On 3/17/23 01:34, Rick Wertenbroek wrote:
>>> By the way, enabling the interrupts to see the error notifications, I do see a
>>> lot of retry timeout and other recoverable errors. So the issues I am seeing
>>> could be due to my PCI cable setup that is not ideal (bad signal, ground loops,
>>> ... ?). Not sure. I do not have a PCI analyzer handy :)
> 
> I have enabled the IRQs and messages thanks to your patches but I don't get
> messages from the IRQs (it seems no IRQs are fired). My PCIe link seems stable.
> The main issue I face is still that after a random amount of time, the BARs are
> reset to 0, I don't have a PCIe analyzer so I cannot chase config space TLPs
> (e.g., host writing the BAR values to the config header), but I don't think that
> the problem comes from a TLP issued from the host. (it might be).

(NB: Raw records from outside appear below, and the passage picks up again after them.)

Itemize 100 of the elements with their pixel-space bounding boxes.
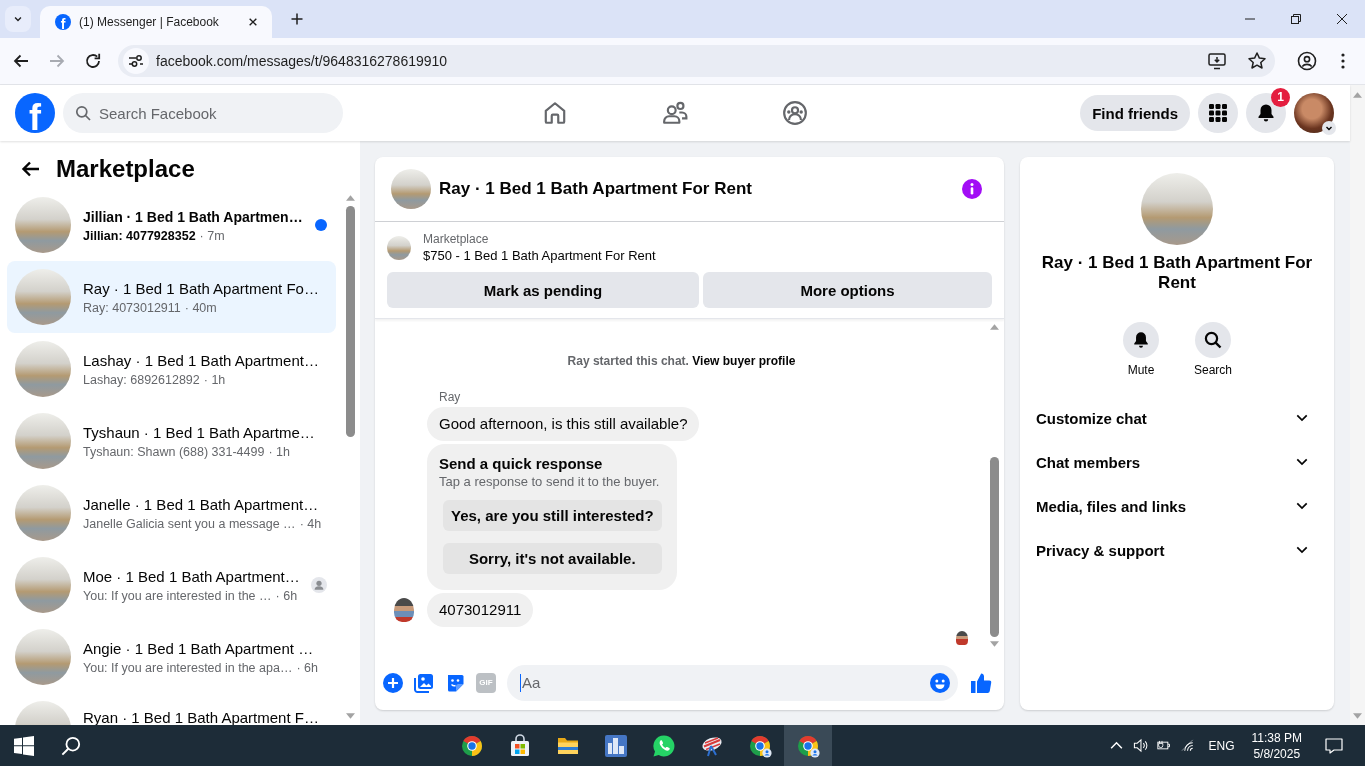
details-section[interactable]: Customize chat (1028, 396, 1326, 440)
conversation-name: Ray · 1 Bed 1 Bath Apartment For Rent (1040, 253, 1314, 293)
listing-source: Marketplace (423, 231, 490, 247)
address-bar[interactable]: facebook.com/messages/t/9648316278619910 (118, 45, 1275, 77)
chat-start-notice: Ray started this chat. View buyer profile (566, 353, 797, 369)
conversation-title: Janelle · 1 Bed 1 Bath Apartment… (83, 494, 320, 515)
info-icon[interactable] (962, 179, 982, 199)
details-section[interactable]: Privacy & support (1028, 528, 1326, 572)
search-field[interactable]: Search Facebook (63, 93, 343, 133)
menu-icon[interactable] (1341, 53, 1345, 69)
buyer-profile-link[interactable]: View buyer profile (692, 354, 796, 368)
message-preview: Janelle Galicia sent you a message … (83, 515, 296, 532)
close-window-icon[interactable] (1337, 14, 1347, 24)
chevron-down-icon[interactable] (1322, 121, 1336, 135)
conversation-item[interactable]: Moe · 1 Bed 1 Bath Apartment… You: If you are interested in the … · 6h (7, 549, 336, 621)
close-icon[interactable] (248, 17, 258, 27)
windows-logo-icon[interactable] (13, 735, 34, 756)
message-preview: Ray: 4073012911 (83, 299, 181, 316)
phone-bubble-icon[interactable] (652, 733, 676, 758)
plus-icon[interactable] (291, 13, 303, 25)
site-settings-icon[interactable] (123, 48, 149, 74)
scrollbar-thumb[interactable] (345, 206, 355, 437)
browser-icon[interactable] (460, 733, 484, 758)
star-icon[interactable] (1247, 51, 1267, 71)
people-icon[interactable] (662, 100, 688, 126)
chat-title: Ray · 1 Bed 1 Bath Apartment For Rent (439, 179, 752, 199)
search-icon[interactable] (60, 735, 81, 756)
conversation-item[interactable]: Lashay · 1 Bed 1 Bath Apartment… Lashay: 6892612892 · 1h (7, 333, 336, 405)
listing-photo (391, 169, 431, 209)
conversation-item[interactable]: Jillian · 1 Bed 1 Bath Apartmen… Jillian: 4077928352 · 7m (7, 189, 336, 261)
message-bubble: Good afternoon, is this still available? (427, 407, 700, 441)
group-icon[interactable] (782, 100, 808, 126)
action-label: Search (1194, 362, 1232, 378)
thumbs-up-icon[interactable] (970, 671, 992, 694)
quick-response-title: Send a quick response (439, 454, 604, 474)
mute-button[interactable] (1123, 322, 1159, 358)
quick-response-button[interactable]: Sorry, it's not available. (443, 543, 662, 574)
conversation-title: Tyshaun · 1 Bed 1 Bath Apartme… (83, 422, 316, 443)
speaker-icon[interactable] (1132, 738, 1148, 753)
restore-icon[interactable] (1291, 14, 1301, 24)
message-preview: You: If you are interested in the … (83, 587, 272, 604)
conversation-item[interactable]: Janelle · 1 Bed 1 Bath Apartment… Janelle Galicia sent you a message … · 4h (7, 477, 336, 549)
clock[interactable]: 11:38 PM 5/8/2025 (1251, 729, 1302, 762)
listing-photo (15, 629, 71, 685)
find-friends-button[interactable]: Find friends (1080, 95, 1190, 131)
listing-action-button[interactable]: More options (703, 272, 992, 308)
message-time: · 6h (275, 587, 298, 604)
search-input[interactable]: Search Facebook (99, 104, 319, 122)
details-section[interactable]: Media, files and links (1028, 484, 1326, 528)
back-arrow-icon[interactable] (21, 159, 41, 179)
conversation-title: Angie · 1 Bed 1 Bath Apartment … (83, 638, 315, 659)
notification-icon[interactable] (1325, 737, 1343, 754)
action-label: Mute (1127, 362, 1155, 378)
message-time: · 1h (268, 443, 290, 460)
message-time: · 7m (199, 227, 225, 244)
quick-response-button[interactable]: Yes, are you still interested? (443, 500, 662, 531)
details-section[interactable]: Chat members (1028, 440, 1326, 484)
message-input[interactable]: Aa (521, 674, 930, 691)
sender-name: Ray (439, 389, 461, 405)
site-logo: f (55, 14, 71, 30)
facebook-logo[interactable]: f (15, 93, 55, 133)
notifications-button[interactable] (1246, 93, 1286, 133)
conversation-item[interactable]: Angie · 1 Bed 1 Bath Apartment … You: If you are interested in the apa… · 6h (7, 621, 336, 693)
scrollbar-thumb[interactable] (989, 457, 999, 637)
conversation-title: Moe · 1 Bed 1 Bath Apartment… (83, 566, 299, 587)
search-button[interactable] (1195, 322, 1231, 358)
conversation-item[interactable]: Ray · 1 Bed 1 Bath Apartment Fo… Ray: 4073012911 · 40m (7, 261, 336, 333)
quick-response-hint: Tap a response to send it to the buyer. (439, 474, 661, 490)
message-bubble: 4073012911 (427, 593, 534, 627)
shopping-bag-icon[interactable] (508, 733, 532, 758)
message-time: · 1h (203, 371, 226, 388)
notification-badge: 1 (1271, 88, 1290, 107)
browser-tab[interactable]: f (1) Messenger | Facebook (40, 6, 272, 38)
profile-avatar[interactable] (1294, 93, 1334, 133)
home-icon[interactable] (542, 100, 568, 126)
bell-icon (1256, 103, 1276, 123)
message-preview: Lashay: 6892612892 (83, 371, 200, 388)
listing-action-button[interactable]: Mark as pending (387, 272, 699, 308)
image-icon[interactable] (414, 672, 434, 693)
wifi-icon[interactable] (1180, 738, 1196, 753)
emoji-icon[interactable] (930, 672, 950, 693)
menu-button[interactable] (1198, 93, 1238, 133)
profile-icon[interactable] (1297, 51, 1317, 71)
install-icon[interactable] (1207, 51, 1227, 71)
active-taskbar-button[interactable] (784, 725, 832, 766)
back-arrow-icon[interactable] (12, 52, 30, 70)
chart-tile-icon[interactable] (604, 733, 628, 758)
plus-icon[interactable] (383, 672, 403, 693)
message-time: · 40m (184, 299, 217, 316)
input-language[interactable]: ENG (1208, 738, 1235, 753)
sidebar-title: Marketplace (56, 155, 195, 183)
message-field[interactable]: Aa (507, 664, 958, 701)
message-preview: You: If you are interested in the apa… (83, 659, 293, 676)
listing-title: $750 - 1 Bed 1 Bath Apartment For Rent (423, 247, 656, 265)
reload-icon[interactable] (84, 52, 102, 70)
browser-profile-icon[interactable] (796, 733, 820, 758)
sticker-icon[interactable] (445, 672, 465, 693)
conversation-item[interactable]: Tyshaun · 1 Bed 1 Bath Apartme… Tyshaun: Shawn (688) 331-4499 · 1h (7, 405, 336, 477)
chevron-down-icon (13, 14, 23, 24)
browser-profile-icon[interactable] (748, 733, 772, 758)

Hmmm... I am getting lots of IRQs, especially the ones signaling "replay timer
timed out" and "replay timer rolled over after 4 transmissions of the same TLP"
but also some "phy error detected on receive side"... Need to try to rework my
cable setup I guess.

As for the BARs being reset to 0, I have not checked, but it may be why I see
things not working after some inactivity. Will check that. We may be seeing the
same regarding that.

> I don't think it's a buffer overflow / out-of-bounds access by kernel
> code for two reasons
> 1) The values in the config space around the BARs is coherent and unchanged
> 2) The bars are reset to 0 and not a random value
> 
> I suspect a hardware reset of those registers issued internally in the
> PCIe controller,
> I don't know why (it might be a link related event or power state
> related event).
> 
> I have also experienced very slow behavior with the PCI endpoint test driver,
> e.g., pcitest -w 1024 -d would take tens of seconds to complete. It seems to
> come from LCRC errors, when I check the "LCRC Error count register"
> @0xFD90'0214 I can see it drastically increase between two calls of pcitest
> (when I mean drastically it means by 6607 (0x19CF) for example).
> 
> The "ECC Correctable Error Count Register" @0xFD90'0218 reads 0 though.
> 
> I have tried to shorten the cabling by removing one of the PCIe extenders, that
> didn't change the issues much.
> 
> Any ideas as to why I see a large number of TLPs with LCRC errors in them ?
> Do you experience the same ? What are your values in 0xFD90'0214 when
> running e.g., pcitest -w 1024 -d (note: you can reset the counter by writing
> 0xFFFF to it in case it reaches the maximum value of 0xFFFF).

I have not checked. But I will look at these counters to see what I have there.

-- 
Damien Le Moal
Western Digital Research